Tuesday, 1 December 2015

Notes Of A Dirty Old Man - Charles Bukowski

NOTES OF A DIRTY OLD MAN -
 CHARLES BUKOWSKI

It was the sex fuhrer/tattooed beat messiah Zodiac Mindwarp himself who first introduced me to Charles Bukowski's Notes Of A Dirty Old Man when many years ago he advised that this particular book was his bible. I promptly sought out Bukowski's works and read two of his novels, Post Office and The Most Beautiful Girl In Town but I must admit I wasn't overly enamoured by them. Perhaps my expectations were too high? Or perhaps at that time I was? They weren't bad books in the slightest but they just didn't grab me.

Years later, I finally get round to reading the specific book Zodiac was referring to and I'm flabbergasted by just how good it is. Titter ye not, as Frankie Howard would say. Bukowski's writing explodes, pops and fizzes like a firework. In fact, almost every sentence in every paragraph explodes, pops and fizzes with a new thought, a new idea or a new turn of phrase as if he was writing for his life and in many ways I guess he actually was. He was writing for his rent, for his next meal and to be able to get drunk - and not necessarily in that order. He was writing to survive.

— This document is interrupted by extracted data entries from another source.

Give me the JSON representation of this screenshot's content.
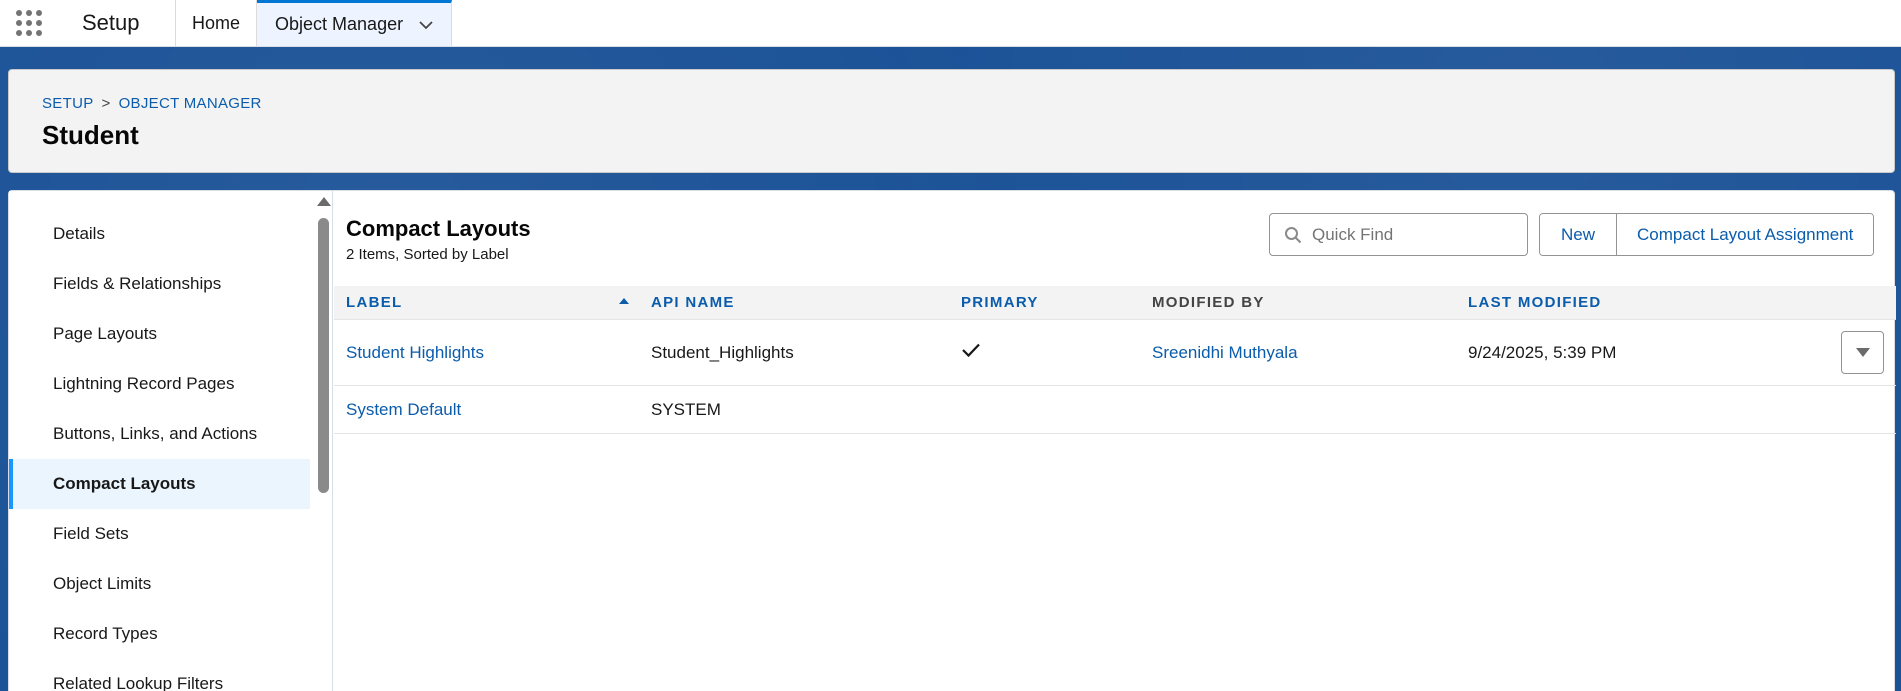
{
  "topnav": {
    "app_name": "Setup",
    "tabs": [
      {
        "label": "Home"
      },
      {
        "label": "Object Manager"
      }
    ]
  },
  "header": {
    "breadcrumb": [
      "SETUP",
      "OBJECT MANAGER"
    ],
    "breadcrumb_separator": ">",
    "title": "Student"
  },
  "sidebar": {
    "items": [
      {
        "label": "Details"
      },
      {
        "label": "Fields & Relationships"
      },
      {
        "label": "Page Layouts"
      },
      {
        "label": "Lightning Record Pages"
      },
      {
        "label": "Buttons, Links, and Actions"
      },
      {
        "label": "Compact Layouts"
      },
      {
        "label": "Field Sets"
      },
      {
        "label": "Object Limits"
      },
      {
        "label": "Record Types"
      },
      {
        "label": "Related Lookup Filters"
      }
    ],
    "active_index": 5
  },
  "content": {
    "title": "Compact Layouts",
    "subtitle": "2 Items, Sorted by Label",
    "search": {
      "placeholder": "Quick Find",
      "value": ""
    },
    "buttons": {
      "new": "New",
      "assignment": "Compact Layout Assignment"
    }
  },
  "table": {
    "columns": [
      "LABEL",
      "API NAME",
      "PRIMARY",
      "MODIFIED BY",
      "LAST MODIFIED"
    ],
    "rows": [
      {
        "label": "Student Highlights",
        "api_name": "Student_Highlights",
        "primary": true,
        "modified_by": "Sreenidhi Muthyala",
        "last_modified": "9/24/2025, 5:39 PM"
      },
      {
        "label": "System Default",
        "api_name": "SYSTEM",
        "primary": false,
        "modified_by": "",
        "last_modified": ""
      }
    ]
  },
  "colors": {
    "brand_blue": "#1b5297",
    "link": "#0b5cab",
    "active_accent": "#1b96ff"
  }
}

Notes Of A Dirty Old Man is a collection of the columns Bukowski wrote for a free alternative newspaper in Los Angeles during the late Sixties by the name of Open City. It's here that he was given free rein to write about anything he wished and it's here that he found his true voice.

'One day after the races, I sat down and wrote the heading, opened a beer, and the writing got done by itself', as he explains in the introduction 'There seemed to be no pressures. Just sit by the window, lift the beer and let it come. Think of it yourself: absolute freedom to write anything you please. Hit the typer on a Friday or a Saturday or a Sunday and by Wednesday the thing is all over the city. People come to my door - too many of them really - and tell me that Notes turns them on. A doctor comes to my door: "I read your column and I think that I can help you. I used to be a psychiatrist".'

It's from here that Bukowski created his art, delivered in a certain style that's clearly been much copied but never bettered. There's a world weariness in his writing that can be a little depressing at times as though he's down with the blues and the only way out is to have another drink but - and it's a big but - when he's relaying anecdotes about meeting Neal Cassidy (of Kerouac's On The Road fame) or delivering tales of drunken escapades with fellow barflies, or giving state of the Union addresses, Bukowski is utterly brilliant.

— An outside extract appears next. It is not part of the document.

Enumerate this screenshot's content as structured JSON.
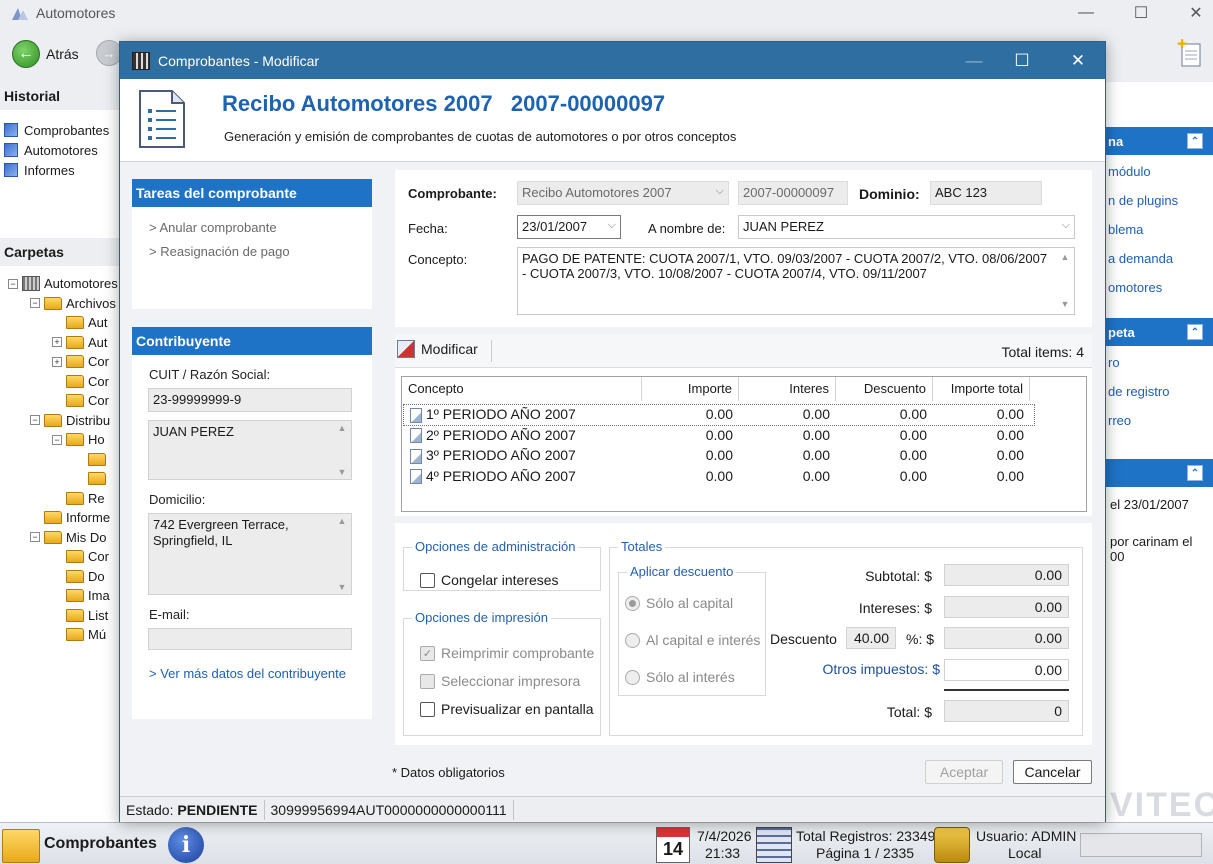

'What is not in the open street is false derived, that is to say, literature,' said Henry Miller. Bukowski, however, was not so much writing of the open street but of the bars and the gutters. 'We are all of us in the gutter,' said Oscar Wilde (or was that Chrissie Hynde?) 'But some of us are looking at the stars.' Bukowski wasn't looking at the stars but rather his gaze was fixed firmly upon a bottle of beer, a bottle of wine or on occasion a bottle of whisky. This is where he drew his inspiration: from these bottles and from the life associated with the continuous consumption of the cheapest varieties of the contents therein.

I'm not sure I'd like to emulate Bukowski's lifestyle or tread the same path he took (for one thing, I couldn't manage the hangovers) but as an example of how to write attention grabbing columns and as an insight into the strata of American society he was very much a part of, I'd say Bukowski's Notes Of A Dirty Old Man cannot be beaten.